Yes, Rabbits! A town nearby on Whidbey Island is having an issue with lots of rabbits. These are not the wild cottontails that live around my farm, but domestics that have run rampant.
Years ago, the county fair, which is located adjacent to the city limits, had an event for children called The Barnyard Scramble. Folks on the island donated animals, of which they had a surplus, for the children to chase and capture and take home.
Many a parent didn’t think little Johnny had a chance of catching a piglet or rooster or rabbit or duck so allowed them to enter in the competition. Unfortunately, Johnny or Mary DID catch one. Now they had to take it home to a situation for which they were totally unprepared. How do you house a piglet, rooster, rabbit or duck? The local feed store made out like bandits as the confused parent tried to decide what was needed to keep the little treasure happy and alive.
We live on an island with lots of predators, coyotes, raccoons, weasels, owls, hawks, eagles, and mink. Keeping my chickens safe is a project, one that has needed a lot of polishing over the years to avoid disaster.
Well mom or dad is at the feed store trying to decide what type of containment, food, water, vitamins, minerals, sleeping materials this new member of their family needs to be happy.
Sometimes it is so frustrating that they just decide to let it go in another neighborhood away from theirs. Johnny is heartbroken, but maybe we can get him a more suitable pet, perhaps a gerbil.
Well, one of the problems with the Barnyard Scramble is that a few of the more wily got away. Mostly rabbits. For a number of years their number was not significant. Now, numerous years later, they have multiplied logarithmically.
I was walking downtown the other day and didn’t see the rabbit. It only just avoided my stepping on it by a “hare’s-breath.” It just laid there sunning itself, challenging me to walk around.
Now they dig up the football field at the school creating leg-breaking divots in the terrain. They are competing with the local deer in the neighborhood for your delectable bedding plants within minutes of them being established in their proper location in the garden. They hide under the rhododendrons, sleep in your garden shed and…… have three or four litters of up to six offspring each year.

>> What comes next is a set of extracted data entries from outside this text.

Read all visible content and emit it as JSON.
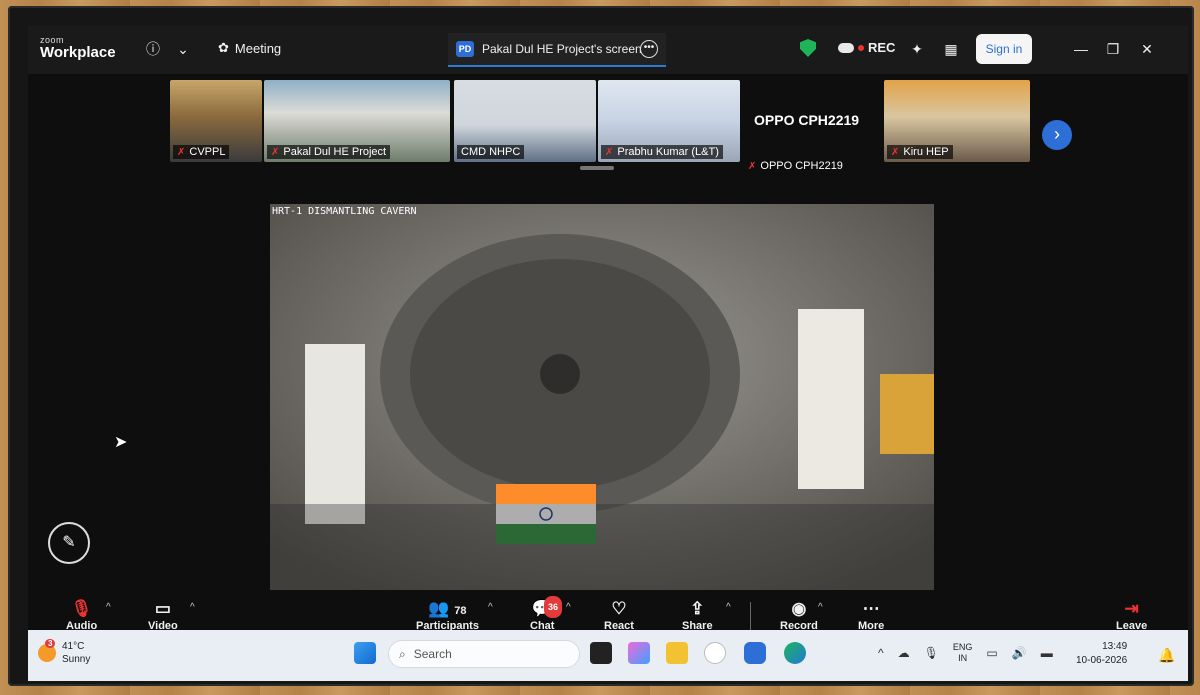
{
  "topbar": {
    "brand_small": "zoom",
    "brand_big": "Workplace",
    "meeting_label": "Meeting",
    "share_badge": "PD",
    "share_title": "Pakal Dul HE Project's screen",
    "rec_label": "REC",
    "signin_label": "Sign in"
  },
  "gallery": {
    "tiles": [
      {
        "label": "CVPPL"
      },
      {
        "label": "Pakal Dul HE Project"
      },
      {
        "label": "CMD NHPC"
      },
      {
        "label": "Prabhu Kumar (L&T)"
      },
      {
        "label": "OPPO CPH2219"
      },
      {
        "label": "Kiru HEP"
      }
    ],
    "oppo_name": "OPPO CPH2219"
  },
  "share": {
    "caption": "HRT-1 DISMANTLING CAVERN"
  },
  "toolbar": {
    "audio": "Audio",
    "video": "Video",
    "participants": "Participants",
    "participants_count": "78",
    "chat": "Chat",
    "chat_badge": "36",
    "react": "React",
    "share": "Share",
    "record": "Record",
    "more": "More",
    "leave": "Leave"
  },
  "taskbar": {
    "weather_badge": "3",
    "temperature": "41°C",
    "condition": "Sunny",
    "search_placeholder": "Search",
    "lang_top": "ENG",
    "lang_bottom": "IN",
    "time": "13:49",
    "date": "10-06-2026"
  },
  "colors": {
    "accent": "#2d6fd6",
    "rec_dot": "#e33b3b",
    "shield": "#20b45a"
  }
}
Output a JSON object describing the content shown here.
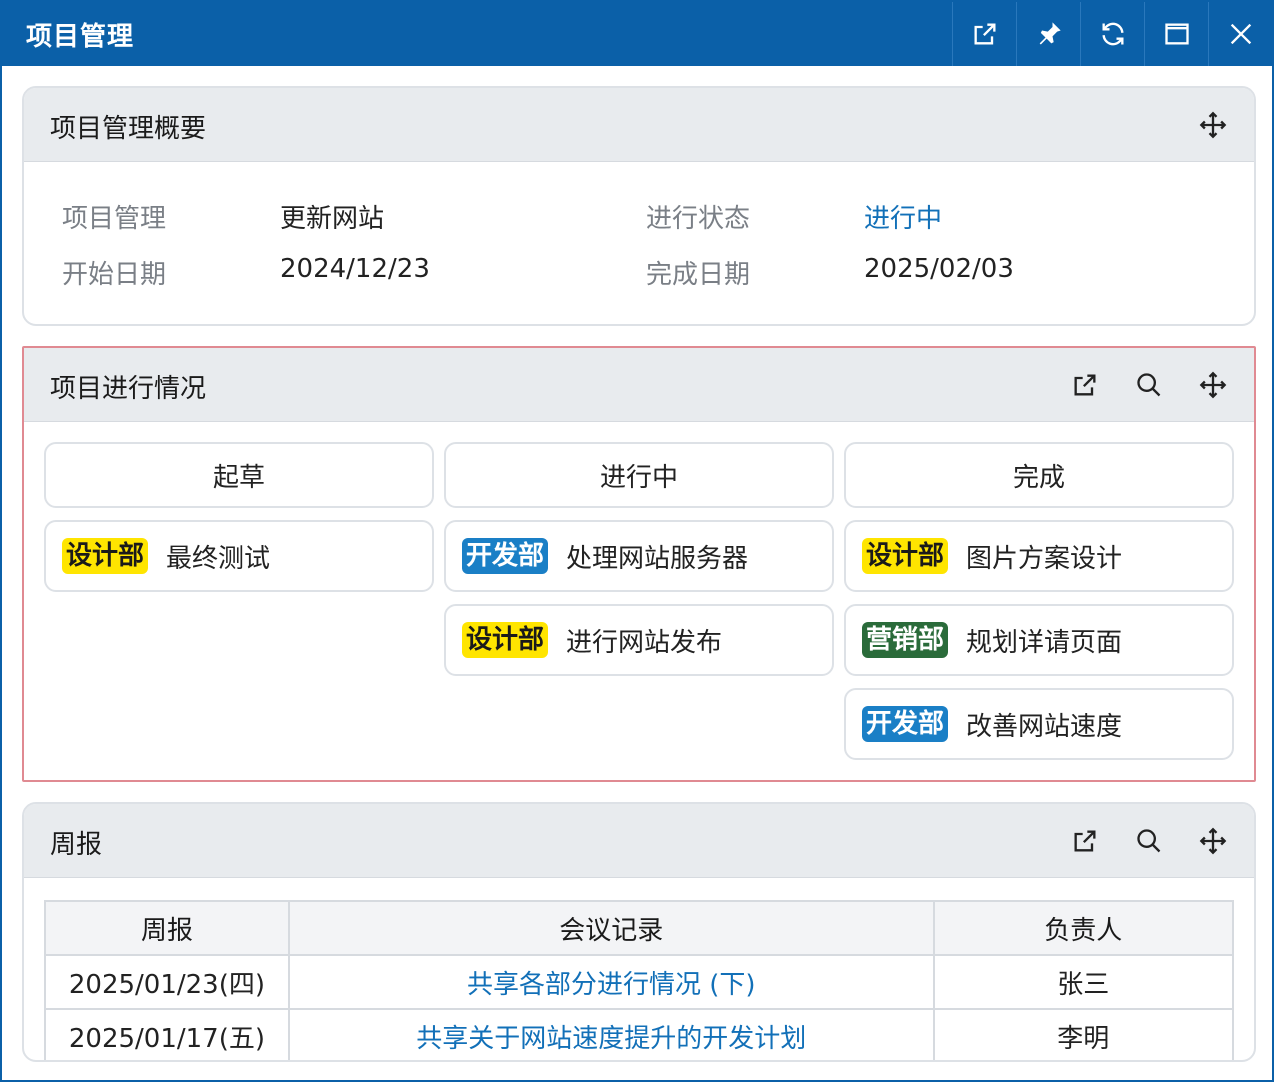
{
  "window": {
    "title": "项目管理",
    "buttons": [
      "external-link-icon",
      "pin-icon",
      "refresh-icon",
      "maximize-icon",
      "close-icon"
    ]
  },
  "overview": {
    "title": "项目管理概要",
    "fields": {
      "project_label": "项目管理",
      "project_value": "更新网站",
      "status_label": "进行状态",
      "status_value": "进行中",
      "start_label": "开始日期",
      "start_value": "2024/12/23",
      "end_label": "完成日期",
      "end_value": "2025/02/03"
    }
  },
  "progress": {
    "title": "项目进行情况",
    "columns": [
      {
        "label": "起草",
        "cards": [
          {
            "dept": "设计部",
            "task": "最终测试"
          }
        ]
      },
      {
        "label": "进行中",
        "cards": [
          {
            "dept": "开发部",
            "task": "处理网站服务器"
          },
          {
            "dept": "设计部",
            "task": "进行网站发布"
          }
        ]
      },
      {
        "label": "完成",
        "cards": [
          {
            "dept": "设计部",
            "task": "图片方案设计"
          },
          {
            "dept": "营销部",
            "task": "规划详请页面"
          },
          {
            "dept": "开发部",
            "task": "改善网站速度"
          }
        ]
      }
    ]
  },
  "weekly": {
    "title": "周报",
    "headers": [
      "周报",
      "会议记录",
      "负责人"
    ],
    "rows": [
      {
        "date": "2025/01/23(四)",
        "note": "共享各部分进行情况 (下)",
        "owner": "张三"
      },
      {
        "date": "2025/01/17(五)",
        "note": "共享关于网站速度提升的开发计划",
        "owner": "李明"
      }
    ]
  },
  "colors": {
    "titlebar": "#0b60a8",
    "design_badge": "#ffe500",
    "dev_badge": "#1a7fc6",
    "marketing_badge": "#2a6b3a",
    "link": "#1270b8",
    "highlight_border": "#e08a92"
  }
}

I drove into town in May and there were five identical quints nibbling grass at the bus stop. They were still hanging out together two weeks later. When I first spied them they were smaller than teacup size and then they were full grown and looking at each other in a distinctly sexual way. Children driving to town with you in your car can get a sex education in almost every block of town.
I live six miles from this town and twice in the last two months, foreign, domestic rabbits have appeared in my neighborhood. I have had a problem with cottontails for years. They will run when they see me. They do chew off the tulips and then decide that they really didn’t like the taste of them, leaving them laying on the ground to wilt and die. They use the same approach with raspberries, and my bedding plants. If you plant bulbs in the fall they will dig them up to see if they are edible and leave them laying on the ground to get frozen if you don’t notice soon enough. Some folks plant bulbs with chicken wire placed over the top and then filled with dirt to deter them. The bulbs grow through the chicken wire just fine.
Recently around the Pacific Northwest the news folks have been predicting the doom and gloom of a cataclysmic event. Do you have enough water? Do you have enough food? Do you have a plan to keep warm? How will you survive unless you plan ahead?
I have planned ahead. I am ready. When this happens, we will eat rabbit. Don’t tell anyone, because, there are only enough for us for each season. Well maybe a little more than enough for us. I am not sure what we will eat with them, but we use to eat rabbit a lot when we raised them for meat. Why not now? Rabbit stew day in and day out may be boring, but it is life sustaining. I am not sure we could put much of dent in the population at the rate they reproduce, but we could make some inroads.